This is a common problem in Snort, but I'm not sure why the rule triggers at all.
The rule below comes from the Debian repositories. Apparently it is designed to trigger when there are more than 300 hits on port 5060, and will only alert once every 60 seconds if it continues.
/etc/snort/rules/community-sip.rules (whitespace added, other rules removed):
...
alert ip any any -> any 5060 (
msg:"COMMUNITY SIP TCP/IP message flooding directed to SIP proxy";
threshold: type both, track by_src, count 300, seconds 60;
classtype:attempted-dos;
sid:100000160;
rev:2;
)
...
http://manual.snort.org/node35.html
But the rule seems to trigger on stuff which has nothing to do with port 5060 at all.

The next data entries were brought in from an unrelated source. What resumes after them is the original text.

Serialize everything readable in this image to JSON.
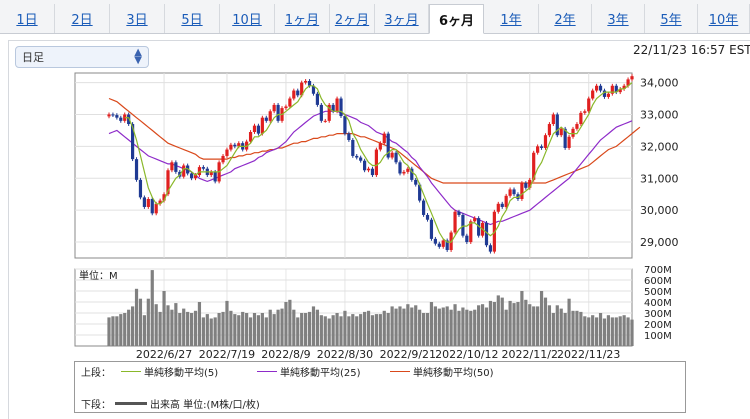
{
  "tabs": [
    {
      "label": "1日",
      "active": false
    },
    {
      "label": "2日",
      "active": false
    },
    {
      "label": "3日",
      "active": false
    },
    {
      "label": "5日",
      "active": false
    },
    {
      "label": "10日",
      "active": false
    },
    {
      "label": "1ヶ月",
      "active": false
    },
    {
      "label": "2ヶ月",
      "active": false
    },
    {
      "label": "3ヶ月",
      "active": false
    },
    {
      "label": "6ヶ月",
      "active": true
    },
    {
      "label": "1年",
      "active": false
    },
    {
      "label": "2年",
      "active": false
    },
    {
      "label": "3年",
      "active": false
    },
    {
      "label": "5年",
      "active": false
    },
    {
      "label": "10年",
      "active": false
    }
  ],
  "period_select": {
    "value": "日足",
    "icon": "chevron-updown-icon"
  },
  "timestamp": "22/11/23 16:57 EST",
  "colors": {
    "up": "#e02020",
    "down": "#1f3a93",
    "ma5": "#8ab82a",
    "ma25": "#8e2bc9",
    "ma50": "#d9491b",
    "volume": "#808080"
  },
  "chart_data": [
    {
      "type": "candlestick",
      "ylim": [
        28500,
        34300
      ],
      "ytick_labels": [
        "29,000",
        "30,000",
        "31,000",
        "32,000",
        "33,000",
        "34,000"
      ],
      "ytick_values": [
        29000,
        30000,
        31000,
        32000,
        33000,
        34000
      ],
      "close": [
        33000,
        32980,
        32900,
        32800,
        33000,
        32700,
        31600,
        30950,
        30400,
        30100,
        30350,
        29900,
        30200,
        30300,
        30500,
        31250,
        31500,
        31200,
        31050,
        31400,
        31150,
        31000,
        31100,
        31350,
        31300,
        31100,
        31200,
        30900,
        31500,
        31700,
        31900,
        32050,
        32000,
        32100,
        31900,
        32150,
        32450,
        32650,
        32400,
        32900,
        32800,
        33100,
        33300,
        32800,
        33200,
        33250,
        33500,
        33750,
        33600,
        34000,
        34050,
        33900,
        33650,
        33300,
        32800,
        32800,
        33300,
        33100,
        33500,
        32950,
        32400,
        32200,
        31700,
        31650,
        31550,
        31250,
        31300,
        31100,
        31900,
        32100,
        32400,
        31650,
        31800,
        31500,
        31150,
        31200,
        31300,
        30950,
        30800,
        30300,
        29850,
        29700,
        29100,
        28950,
        28850,
        29050,
        28750,
        29300,
        29950,
        29850,
        29200,
        29000,
        29650,
        29750,
        29200,
        29600,
        28900,
        28700,
        29950,
        30200,
        30100,
        30450,
        30650,
        30500,
        30350,
        30850,
        30700,
        30950,
        31800,
        32000,
        31950,
        32350,
        32700,
        33000,
        32350,
        32550,
        31950,
        32300,
        32550,
        32700,
        33050,
        33100,
        33500,
        33750,
        33900,
        33750,
        33550,
        33650,
        33900,
        33700,
        33800,
        33900,
        34100,
        34200
      ],
      "ma5": [
        null,
        null,
        null,
        null,
        32900,
        32900,
        32600,
        32200,
        31700,
        31200,
        30700,
        30400,
        30200,
        30200,
        30300,
        30600,
        30800,
        31000,
        31100,
        31300,
        31300,
        31200,
        31100,
        31200,
        31200,
        31200,
        31200,
        31200,
        31200,
        31300,
        31400,
        31600,
        31800,
        32000,
        32000,
        32000,
        32100,
        32300,
        32300,
        32400,
        32500,
        32700,
        32900,
        33000,
        33000,
        33100,
        33200,
        33300,
        33400,
        33600,
        33800,
        33900,
        33900,
        33800,
        33500,
        33300,
        33200,
        33100,
        33100,
        33100,
        33000,
        32800,
        32400,
        32200,
        31900,
        31700,
        31500,
        31400,
        31400,
        31500,
        31700,
        31800,
        31900,
        31900,
        31700,
        31500,
        31400,
        31200,
        31100,
        30800,
        30500,
        30200,
        29900,
        29600,
        29300,
        29100,
        29000,
        29000,
        29200,
        29400,
        29500,
        29500,
        29600,
        29600,
        29500,
        29400,
        29300,
        29200,
        29300,
        29500,
        29800,
        30000,
        30300,
        30400,
        30400,
        30500,
        30600,
        30700,
        31000,
        31300,
        31500,
        31800,
        32100,
        32400,
        32500,
        32600,
        32500,
        32400,
        32400,
        32400,
        32600,
        32800,
        33000,
        33300,
        33500,
        33600,
        33700,
        33700,
        33700,
        33700,
        33800,
        33800,
        33900,
        34000
      ],
      "ma25": [
        32400,
        32450,
        32500,
        32400,
        32300,
        32200,
        32100,
        32000,
        31900,
        31800,
        31700,
        31650,
        31600,
        31550,
        31500,
        31450,
        31450,
        31400,
        31350,
        31300,
        31250,
        31200,
        31100,
        31000,
        30950,
        30900,
        30950,
        31000,
        31050,
        31100,
        31150,
        31200,
        31300,
        31350,
        31400,
        31450,
        31500,
        31550,
        31650,
        31700,
        31800,
        31850,
        31900,
        31950,
        32050,
        32150,
        32300,
        32450,
        32550,
        32650,
        32750,
        32850,
        32950,
        33000,
        33050,
        33100,
        33100,
        33100,
        33100,
        33050,
        33000,
        32950,
        32900,
        32850,
        32750,
        32700,
        32650,
        32550,
        32450,
        32400,
        32350,
        32250,
        32150,
        32100,
        32000,
        31900,
        31800,
        31650,
        31550,
        31350,
        31200,
        31050,
        30850,
        30700,
        30550,
        30400,
        30250,
        30100,
        30000,
        29950,
        29900,
        29850,
        29800,
        29750,
        29700,
        29650,
        29600,
        29550,
        29600,
        29650,
        29650,
        29700,
        29750,
        29800,
        29850,
        29900,
        29950,
        30000,
        30100,
        30200,
        30300,
        30400,
        30500,
        30600,
        30700,
        30800,
        30900,
        31000,
        31150,
        31300,
        31450,
        31600,
        31750,
        31900,
        32050,
        32200,
        32300,
        32400,
        32500,
        32600,
        32650,
        32700,
        32750,
        32800
      ],
      "ma50": [
        33500,
        33450,
        33400,
        33300,
        33200,
        33100,
        33000,
        32900,
        32800,
        32700,
        32600,
        32500,
        32400,
        32300,
        32200,
        32100,
        32050,
        32000,
        31950,
        31900,
        31850,
        31800,
        31750,
        31650,
        31600,
        31600,
        31600,
        31600,
        31600,
        31600,
        31600,
        31650,
        31650,
        31700,
        31700,
        31750,
        31750,
        31800,
        31800,
        31850,
        31850,
        31900,
        31900,
        31950,
        31950,
        32000,
        32050,
        32100,
        32100,
        32150,
        32150,
        32200,
        32250,
        32250,
        32300,
        32300,
        32350,
        32350,
        32400,
        32400,
        32400,
        32400,
        32400,
        32350,
        32300,
        32300,
        32250,
        32200,
        32150,
        32100,
        32050,
        32000,
        31950,
        31900,
        31800,
        31700,
        31600,
        31500,
        31400,
        31300,
        31200,
        31100,
        31000,
        30950,
        30900,
        30850,
        30850,
        30850,
        30850,
        30850,
        30850,
        30850,
        30850,
        30850,
        30850,
        30850,
        30850,
        30850,
        30850,
        30850,
        30850,
        30850,
        30850,
        30850,
        30850,
        30850,
        30850,
        30850,
        30850,
        30850,
        30850,
        30850,
        30900,
        30950,
        31000,
        31050,
        31100,
        31150,
        31200,
        31250,
        31300,
        31350,
        31400,
        31500,
        31600,
        31700,
        31800,
        31900,
        31950,
        32000,
        32100,
        32200,
        32300,
        32400,
        32500,
        32600
      ],
      "volume_ylim": [
        0,
        700
      ],
      "volume_tick_labels": [
        "100M",
        "200M",
        "300M",
        "400M",
        "500M",
        "600M",
        "700M"
      ],
      "volume_tick_values": [
        100,
        200,
        300,
        400,
        500,
        600,
        700
      ],
      "volume": [
        260,
        270,
        270,
        290,
        300,
        330,
        360,
        520,
        430,
        280,
        430,
        690,
        380,
        310,
        500,
        370,
        330,
        390,
        300,
        340,
        310,
        300,
        320,
        400,
        260,
        290,
        250,
        260,
        300,
        310,
        410,
        320,
        290,
        280,
        310,
        300,
        260,
        300,
        280,
        300,
        260,
        330,
        290,
        330,
        340,
        400,
        420,
        330,
        260,
        300,
        300,
        310,
        360,
        330,
        280,
        270,
        250,
        280,
        300,
        270,
        320,
        270,
        290,
        270,
        290,
        310,
        320,
        280,
        290,
        290,
        320,
        300,
        360,
        340,
        360,
        340,
        380,
        350,
        370,
        330,
        300,
        300,
        400,
        360,
        340,
        350,
        360,
        330,
        380,
        320,
        350,
        330,
        320,
        330,
        370,
        380,
        350,
        410,
        400,
        460,
        440,
        330,
        410,
        390,
        400,
        500,
        420,
        380,
        360,
        360,
        500,
        440,
        370,
        300,
        370,
        340,
        300,
        430,
        320,
        320,
        310,
        270,
        260,
        280,
        260,
        300,
        250,
        280,
        260,
        260,
        270,
        280,
        260,
        240
      ],
      "unit_label": "単位：M",
      "x_ticks": [
        {
          "label": "2022/6/27",
          "index": 14
        },
        {
          "label": "2022/7/19",
          "index": 30
        },
        {
          "label": "2022/8/9",
          "index": 45
        },
        {
          "label": "2022/8/30",
          "index": 60
        },
        {
          "label": "2022/9/21",
          "index": 76
        },
        {
          "label": "2022/10/12",
          "index": 91
        },
        {
          "label": "2022/11/2",
          "index": 107
        },
        {
          "label": "2022/11/23",
          "index": 122
        }
      ],
      "legend": {
        "upper_label": "上段：",
        "lower_label": "下段：",
        "ma5": "単純移動平均(5)",
        "ma25": "単純移動平均(25)",
        "ma50": "単純移動平均(50)",
        "volume": "出来高 単位:(M株/口/枚)"
      }
    }
  ]
}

E.g., here's an alert:
e.g.,
[**] [1:100000160:2] COMMUNITY SIP TCP/IP message flooding directed to SIP proxy [**]
[Classification: Attempted Denial of Service] [Priority: 2]
08/06-12:19:07.399163 1.2.3.4:61253 -> 5.6.7.8:22
TCP TTL:55 TOS:0x10 ID:59727 IpLen:20 DgmLen:52 DF
***A**** Seq: 0xE2B759E9 Ack: 0xB01D0B90 Win: 0xFFFF TcpLen: 32
TCP Options (3) => NOP NOP TS: 129954676 287277196
Some Googling reveals that people say "this is a bad rule", but I can't see how.
I think I got this one. There was no information I could find on "alert ip" and port numbers in the documentation on snort.org.
The following says that this is a common mistake in authoring snort rules:
http://leonward.wordpress.com/2009/06/07/dumbpig-automated-checking-for-snort-rulesets/
I fixed it by duplicating the rule, specifying TCP and UDP and changing the rule SIDs. I repeated this for multiple rules in the community-sip.rules file.
e.g.,
The alerts are quiet now. Some test rules (with lower counts) trigger properly when I test them.